Grand a emprunté à la bibliothèque de l’école un livre de recettes sur les macarons. Il se rappelle parfaitement de ces délices qu’on avait été déguster à Santiago, dans une pâtisserie française bon chic bon genre, il y a un an et me demande, après avoir lu une ou deux recettes, quand on pourra y retourner. Bientôt, bientôt…C’était lesquels tes préférés? Celui à la violette! Et à la vanille! C’est un moment sucré que nous passons tous les deux après une soirée amère. À la fin de la lecture, il me fait un grand câlin qui est doux comme le regret.

Je le regarde et, en retenant mes larmes (la fatigue me tient à fleur de peau), je dis doucement:

- Mais Grand… on passait une bonne soirée… hein, on était tranquilles, et il a fallu que vous vous disputiez, comme ça!

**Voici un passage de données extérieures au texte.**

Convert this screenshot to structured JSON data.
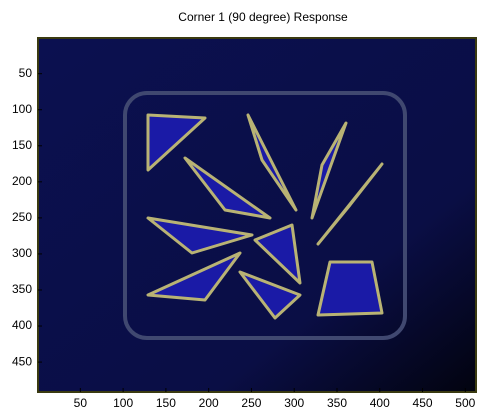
{
  "chart_data": {
    "type": "image",
    "title": "Corner 1 (90 degree) Response",
    "xlim": [
      0.5,
      512.5
    ],
    "xticks": [
      50,
      100,
      150,
      200,
      250,
      300,
      350,
      400,
      450,
      500
    ],
    "ylim": [
      0.5,
      491.5
    ],
    "yticks": [
      50,
      100,
      150,
      200,
      250,
      300,
      350,
      400,
      450
    ],
    "y_reversed": true
  }
}
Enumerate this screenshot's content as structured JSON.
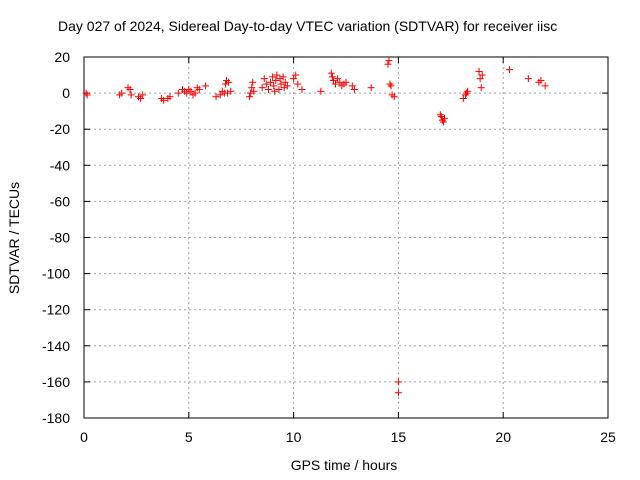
{
  "chart_data": {
    "type": "scatter",
    "title": "Day 027 of 2024, Sidereal Day-to-day VTEC variation (SDTVAR) for receiver iisc",
    "xlabel": "GPS time / hours",
    "ylabel": "SDTVAR / TECUs",
    "xlim": [
      0,
      25
    ],
    "ylim": [
      -180,
      20
    ],
    "xticks": [
      0,
      5,
      10,
      15,
      20,
      25
    ],
    "yticks": [
      20,
      0,
      -20,
      -40,
      -60,
      -80,
      -100,
      -120,
      -140,
      -160,
      -180
    ],
    "grid": true,
    "marker": "+",
    "color": "#ff0000",
    "series": [
      {
        "name": "SDTVAR",
        "x": [
          0.1,
          0.15,
          1.7,
          1.8,
          2.1,
          2.2,
          2.25,
          2.6,
          2.7,
          2.8,
          3.7,
          3.8,
          4.0,
          4.1,
          4.5,
          4.7,
          4.8,
          4.9,
          5.0,
          5.1,
          5.2,
          5.3,
          5.4,
          5.5,
          5.8,
          6.3,
          6.5,
          6.6,
          6.7,
          6.8,
          6.9,
          7.0,
          6.75,
          6.85,
          7.9,
          7.95,
          8.0,
          8.05,
          8.1,
          8.5,
          8.6,
          8.7,
          8.8,
          8.9,
          9.0,
          9.05,
          9.1,
          9.15,
          9.2,
          9.3,
          9.35,
          9.4,
          9.5,
          9.55,
          9.6,
          9.7,
          10.0,
          10.1,
          10.2,
          10.4,
          11.3,
          11.8,
          11.85,
          11.9,
          12.0,
          12.1,
          12.2,
          12.3,
          12.4,
          12.5,
          12.8,
          12.9,
          13.7,
          14.5,
          14.55,
          14.6,
          14.65,
          14.7,
          14.8,
          15.0,
          15.0,
          17.0,
          17.05,
          17.1,
          17.15,
          17.2,
          18.1,
          18.2,
          18.25,
          18.3,
          18.85,
          18.9,
          18.95,
          19.0,
          20.3,
          21.2,
          21.7,
          21.8,
          22.0
        ],
        "y": [
          0,
          -1,
          -1,
          0,
          3,
          2,
          -1,
          -2,
          -3,
          -1,
          -3,
          -4,
          -3,
          -2,
          0,
          2,
          1,
          0,
          2,
          1,
          -1,
          0,
          3,
          2,
          4,
          -2,
          -1,
          1,
          0,
          7,
          6,
          1,
          5,
          0,
          -2,
          0,
          3,
          6,
          1,
          3,
          8,
          5,
          2,
          6,
          9,
          4,
          1,
          7,
          10,
          2,
          8,
          5,
          9,
          3,
          6,
          4,
          8,
          10,
          5,
          2,
          1,
          11,
          9,
          7,
          5,
          8,
          6,
          4,
          5,
          6,
          4,
          2,
          3,
          16,
          18,
          5,
          4,
          -1,
          -2,
          -160,
          -166,
          -12,
          -13,
          -15,
          -16,
          -14,
          -3,
          -1,
          0,
          1,
          12,
          8,
          3,
          10,
          13,
          8,
          6,
          7,
          4
        ]
      }
    ]
  }
}
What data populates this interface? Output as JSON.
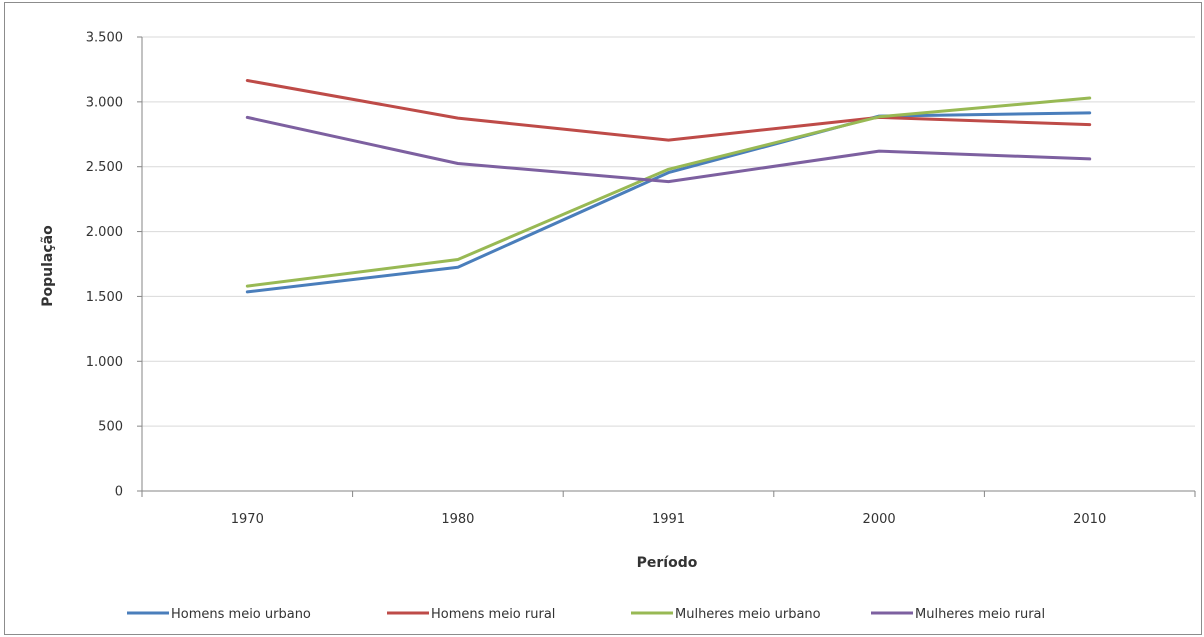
{
  "chart_data": {
    "type": "line",
    "xlabel": "Período",
    "ylabel": "População",
    "categories": [
      "1970",
      "1980",
      "1991",
      "2000",
      "2010"
    ],
    "ylim": [
      0,
      3500
    ],
    "yticks": [
      0,
      500,
      1000,
      1500,
      2000,
      2500,
      3000,
      3500
    ],
    "ytick_labels": [
      "0",
      "500",
      "1.000",
      "1.500",
      "2.000",
      "2.500",
      "3.000",
      "3.500"
    ],
    "grid": true,
    "legend_position": "bottom",
    "series": [
      {
        "name": "Homens meio urbano",
        "color": "#4a7ebb",
        "values": [
          1535,
          1725,
          2455,
          2890,
          2915
        ]
      },
      {
        "name": "Homens meio rural",
        "color": "#be4b48",
        "values": [
          3165,
          2875,
          2705,
          2880,
          2825
        ]
      },
      {
        "name": "Mulheres meio urbano",
        "color": "#98b954",
        "values": [
          1580,
          1785,
          2480,
          2885,
          3030
        ]
      },
      {
        "name": "Mulheres meio rural",
        "color": "#7d60a0",
        "values": [
          2880,
          2525,
          2385,
          2620,
          2560
        ]
      }
    ]
  }
}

- Ben quoi, Maman, c’est la vie!

- C’est la vie?

- Ben oui, toi avec Tonton Hadrien et Tata Eléonore, vous vous disputiez beaucoup. Et maintenant, vous ne vous disputez plus. Donc c’est la vie!

- D’accord, mais elle pourrait être plus douce si on y mettait tous du nôtre, tu ne crois pas?

Oui, mais je pense que si on allait acheter des macarons, on ne se disputerait plus jamais et on aurait la plus belle des vies.